If we were looking for a predominantly surface-true vowel system, we would not find it here. The SPE account of Vowel Shift is retained, with the tense vowels shifting in sane, serene, divine, and free rides in parallel non-alternating plain, mean, pine. A single underlying representation is proposed for the vowel in balm, and one for bomb, although the realizations vary widely across British and American accents, and indeed the two are homophonous for many speakers. Absolute neutralization is rife, with [jū] in cube and [jū] in venue derived from distinct underlying vowels.
For the moment, I consider only one further example: the Modern English strong verbs. On the principle of `can do, will do' familiar from SPE, Halle and Mohanan elect to derive alternating pairs like seek ~ sought, choose ~ chose and blow ~ blew from single underlying forms. This requires, of course, the whole panoply of SGP derivational techniques, as illustrated in (2.23).
Connoisseurs of untrammelled generative analysis will find all their old favorite tricks here. We have non-surface-true underliers; special diacritic marking; a whole complex of ablaut and related rules which are required only for these strong verbs, and yet are presented as if equivalent to productive processes; abuses of extrinsic ordering involving `lay-by' procedures; and `Duke-of-York' derivations, which involve the production, destruction and re-derivation of the desired output, as in chose.
In the face of examples like these (and there are plenty to choose from), it must be clear that LP is in serious danger of losing sight of its founding aims. Lexical Phonologists are not, of course, alone in their weaknesses here; there is a recurring tendency in phonology to invent constraints or conditions, then see these as some panacea which means entirely unrestrained derivation is somehow all right. Take Brand X, drink anything you like, and you won't have a hangover. Except that 10-to-1 you still will, and Brand X will have wreaked its own havoc on your system in the meantime. And you still behaved like an idiot.
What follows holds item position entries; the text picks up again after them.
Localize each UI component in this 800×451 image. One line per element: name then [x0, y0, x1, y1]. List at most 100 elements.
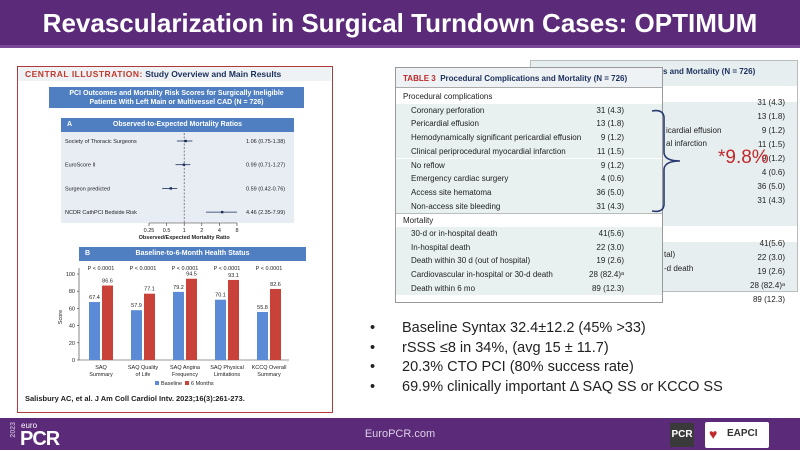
bar-value-label: 70.1 — [215, 293, 226, 299]
bg-row-label: icardial effusion — [666, 126, 722, 135]
bar-baseline — [257, 312, 268, 360]
x-tick-label: 1 — [183, 228, 186, 234]
row-label: Pericardial effusion — [411, 119, 479, 129]
pcr-logo: PCR — [670, 423, 694, 447]
footer: 2023 euro PCR EuroPCR.com PCR ♥ EAPCI — [0, 418, 800, 450]
table-row: Hemodynamically significant pericardial … — [396, 131, 662, 145]
point-estimate — [184, 139, 187, 143]
bg-row-label: tal) — [664, 250, 676, 259]
central-illustration: CENTRAL ILLUSTRATION: Study Overview and… — [17, 66, 333, 413]
bg-row-value: 9 (1.2) — [761, 126, 785, 135]
bg-row-value: 28 (82.4)ᵃ — [750, 281, 785, 290]
bg-row-value: 13 (1.8) — [757, 112, 785, 121]
panel-b-letter: B — [85, 250, 91, 257]
legend-swatch — [155, 381, 159, 385]
table-row: 30-d or in-hospital death 41(5.6) — [396, 227, 662, 241]
y-axis-title: Score — [58, 310, 64, 324]
bg-table-title: ions and Mortality (N = 726) — [651, 67, 756, 76]
bg-row-label: -d death — [664, 264, 694, 273]
row-value: 31 (4.3) — [596, 105, 624, 115]
y-tick-label: 100 — [66, 272, 75, 278]
table-row: Coronary perforation 31 (4.3) — [396, 103, 662, 118]
category-label: SAQ Physical — [210, 365, 244, 371]
category-label: Summary — [89, 372, 113, 378]
forest-row-label: EuroScore II — [65, 163, 96, 169]
logo-euro: euro — [21, 421, 38, 430]
section-label: Procedural complications — [403, 92, 493, 101]
bg-row-value: 41(5.6) — [759, 239, 785, 248]
row-value: 4 (0.6) — [600, 174, 624, 184]
bg-row-value: 9 (1.2) — [761, 154, 785, 163]
bullet-item: • Baseline Syntax 32.4±12.2 (45% >33) — [370, 320, 723, 340]
bar-value-label: 93.1 — [228, 273, 239, 279]
table-3: TABLE 3 Procedural Complications and Mor… — [395, 67, 663, 303]
forest-row-value: 0.59 (0.42-0.76) — [246, 186, 285, 192]
bar-baseline — [173, 291, 184, 360]
row-label: Access site hematoma — [411, 187, 492, 197]
bg-row-value: 19 (2.6) — [757, 267, 785, 276]
p-value-label: P < 0.0001 — [88, 266, 115, 272]
bullet-item: • 20.3% CTO PCI (80% success rate) — [370, 359, 723, 379]
row-value: 19 (2.6) — [596, 256, 624, 266]
illustration-label: CENTRAL ILLUSTRATION: — [25, 69, 143, 79]
row-label: 30-d or in-hospital death — [411, 229, 498, 238]
category-label: SAQ Quality — [128, 365, 159, 371]
forest-row-label: Surgeon predicted — [65, 186, 110, 192]
table-title: Procedural Complications and Mortality (… — [440, 74, 628, 83]
bullet-icon: • — [370, 378, 376, 395]
forest-row-value: 4.46 (2.35-7.99) — [246, 210, 285, 216]
illustration-banner: PCI Outcomes and Mortality Risk Scores f… — [49, 87, 304, 108]
bullet-icon: • — [370, 339, 376, 356]
banner-line-1: PCI Outcomes and Mortality Risk Scores f… — [69, 90, 284, 97]
row-label: Hemodynamically significant pericardial … — [411, 133, 582, 143]
bullet-text: 69.9% clinically important Δ SAQ SS or K… — [402, 378, 723, 395]
p-value-label: P < 0.0001 — [130, 266, 157, 272]
eapci-logo: ♥ EAPCI — [705, 422, 769, 448]
bg-row-label: al infarction — [666, 139, 707, 148]
row-label: Non-access site bleeding — [411, 201, 501, 211]
bullet-text: rSSS ≤8 in 34%, (avg 15 ± 11.7) — [402, 339, 609, 356]
illustration-header: CENTRAL ILLUSTRATION: Study Overview and… — [18, 67, 331, 81]
table-row: No reflow 9 (1.2) — [396, 158, 662, 173]
row-label: Death within 30 d (out of hospital) — [411, 256, 531, 266]
y-tick-label: 80 — [69, 289, 75, 295]
bullet-text: 20.3% CTO PCI (80% success rate) — [402, 359, 634, 375]
forest-row-value: 0.99 (0.71-1.27) — [246, 163, 285, 169]
brace-icon — [651, 109, 681, 213]
bullet-text: Baseline Syntax 32.4±12.2 (45% >33) — [402, 320, 646, 336]
table-row: Cardiovascular in-hospital or 30-d death… — [396, 268, 662, 282]
row-value: 36 (5.0) — [596, 187, 624, 197]
forest-row-label: NCDR CathPCI Bedside Risk — [65, 210, 137, 216]
p-value-label: P < 0.0001 — [256, 266, 283, 272]
bar-6-months — [186, 278, 197, 360]
x-tick-label: 0.5 — [163, 228, 171, 234]
bar-value-label: 94.5 — [186, 272, 197, 278]
row-label: Cardiovascular in-hospital or 30-d death — [411, 270, 553, 280]
row-value: 31 (4.3) — [596, 201, 624, 211]
table-row: Access site hematoma 36 (5.0) — [396, 185, 662, 200]
bg-row-value: 31 (4.3) — [757, 98, 785, 107]
row-label: No reflow — [411, 160, 445, 170]
bg-row-value: 4 (0.6) — [761, 168, 785, 177]
row-label: Death within 6 mo — [411, 283, 476, 293]
legend-label: 6 Months — [191, 381, 214, 387]
y-tick-label: 20 — [69, 341, 75, 347]
bar-6-months — [228, 279, 239, 360]
table-row: In-hospital death 22 (3.0) — [396, 240, 662, 255]
europcr-logo: PCR — [20, 428, 60, 450]
table-section-header: Procedural complications — [396, 90, 662, 104]
row-label: Coronary perforation — [411, 105, 485, 115]
row-value: 22 (3.0) — [596, 242, 624, 252]
bar-value-label: 67.4 — [89, 295, 100, 301]
table-row: Non-access site bleeding 31 (4.3) — [396, 199, 662, 214]
row-value: 9 (1.2) — [600, 160, 624, 170]
row-value: 89 (12.3) — [591, 283, 624, 293]
bar-6-months — [144, 293, 155, 360]
point-estimate — [169, 187, 173, 190]
row-label: Clinical periprocedural myocardial infar… — [411, 146, 566, 156]
bg-row-value: 22 (3.0) — [757, 253, 785, 262]
bar-baseline — [89, 302, 100, 360]
bar-value-label: 82.6 — [270, 282, 281, 288]
footer-url[interactable]: EuroPCR.com — [364, 428, 436, 440]
bullet-icon: • — [370, 359, 376, 375]
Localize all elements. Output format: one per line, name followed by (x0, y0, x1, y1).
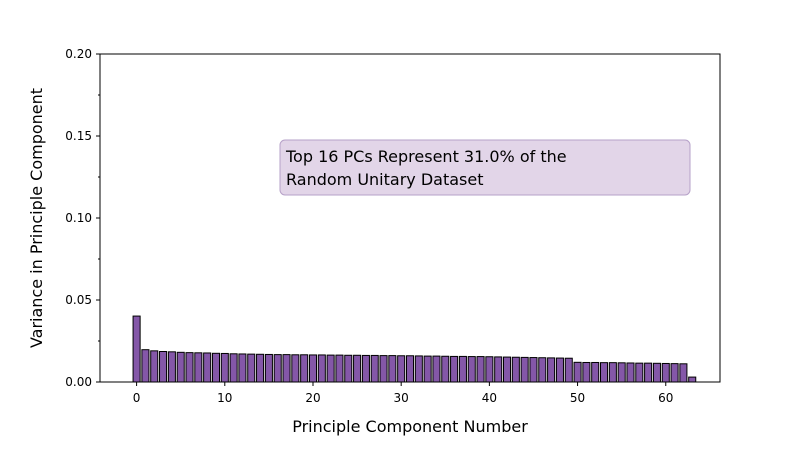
bar-43 (511, 356, 520, 383)
bar-44 (520, 356, 529, 383)
bar-27 (370, 354, 379, 383)
y-tick-label: 0.15 (65, 129, 92, 143)
bar-26 (361, 354, 370, 383)
bar-52 (591, 361, 600, 383)
annotation-line-1: Top 16 PCs Represent 31.0% of the (285, 147, 567, 166)
bar-54 (608, 362, 617, 383)
bar-39 (476, 356, 485, 383)
bar-59 (652, 362, 661, 383)
bar-22 (326, 354, 335, 383)
bar-37 (458, 355, 467, 383)
bar-53 (600, 362, 609, 383)
bar-49 (564, 357, 573, 383)
bar-35 (441, 355, 450, 383)
bar-28 (379, 355, 388, 383)
annotation-background (279, 139, 691, 196)
bar-63 (688, 376, 697, 383)
bar-2 (150, 350, 159, 383)
bar-12 (238, 353, 247, 383)
plot-frame (99, 53, 721, 383)
bar-3 (159, 351, 168, 383)
bar-56 (626, 362, 635, 383)
bar-19 (300, 354, 309, 383)
bar-32 (414, 355, 423, 383)
bar-58 (644, 362, 653, 383)
bar-34 (432, 355, 441, 383)
bar-40 (485, 356, 494, 383)
bar-7 (194, 352, 203, 383)
bar-48 (555, 357, 564, 383)
bar-20 (308, 354, 318, 383)
bar-38 (467, 356, 476, 383)
bar-55 (617, 362, 626, 383)
bar-46 (538, 357, 547, 383)
bar-9 (211, 352, 221, 383)
bar-18 (291, 354, 300, 383)
y-tick-label: 0.10 (65, 211, 92, 225)
bar-51 (582, 361, 591, 383)
bar-4 (167, 351, 176, 383)
bar-47 (547, 357, 556, 383)
y-axis-title: Variance in Principle Component (27, 88, 46, 348)
x-tick-label: 60 (658, 391, 673, 405)
bar-24 (344, 354, 353, 383)
y-tick-label: 0.20 (65, 47, 92, 61)
bar-33 (423, 355, 432, 383)
bar-30 (397, 355, 406, 383)
bars-group (132, 315, 697, 383)
x-tick-label: 30 (394, 391, 409, 405)
x-axis: 0 10 20 30 40 50 60 (133, 382, 673, 405)
bar-8 (203, 352, 212, 383)
bar-25 (353, 354, 362, 383)
bar-0 (132, 315, 141, 383)
bar-1 (141, 349, 150, 383)
bar-62 (679, 363, 688, 383)
y-axis: 0.00 0.05 0.10 0.15 0.20 (65, 47, 100, 389)
x-tick-label: 10 (217, 391, 232, 405)
annotation-box: Top 16 PCs Represent 31.0% of the Random… (279, 139, 691, 196)
x-tick-label: 0 (133, 391, 141, 405)
bar-41 (494, 356, 503, 383)
bar-11 (229, 353, 238, 383)
bar-13 (247, 353, 256, 383)
annotation-line-2: Random Unitary Dataset (286, 170, 484, 189)
x-tick-label: 50 (570, 391, 585, 405)
y-tick-label: 0.05 (65, 293, 92, 307)
bar-57 (635, 362, 644, 383)
bar-21 (317, 354, 326, 383)
y-tick-label: 0.00 (65, 375, 92, 389)
bar-15 (264, 353, 273, 383)
bar-50 (573, 361, 582, 383)
bar-6 (185, 352, 194, 383)
bar-29 (388, 355, 397, 383)
x-tick-label: 20 (305, 391, 320, 405)
bar-23 (335, 354, 344, 383)
x-tick-label: 40 (482, 391, 497, 405)
bar-60 (661, 362, 670, 383)
bar-14 (256, 353, 265, 383)
bar-17 (282, 354, 291, 383)
bar-45 (529, 357, 538, 383)
bar-42 (502, 356, 512, 383)
x-axis-title: Principle Component Number (292, 417, 528, 436)
bar-5 (176, 351, 185, 383)
bar-31 (405, 355, 415, 383)
bar-61 (670, 363, 679, 383)
bar-36 (450, 355, 459, 383)
bar-10 (220, 352, 229, 383)
bar-16 (273, 354, 282, 383)
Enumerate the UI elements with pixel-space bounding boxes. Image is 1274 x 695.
It should go without saying, but doesn't, that constraints are useless unless they are imposed and taken seriously. There is no point in formulating restrictions if we then devote all our intellectual energies to finding ways to defuse and disarm them; as we shall see, the use of underspecification to get round SP, and the ordering of rules on Level 2 to evade SCC are excellent examples of precisely this strategy. Identifying circumstances in which the constraints fail does not occasion congratulations. At best, it is a signal that we must find the underlying principle or factor which explains the non-application of the constraint. We shall see that such explanations may in fact be historical rather than synchronic.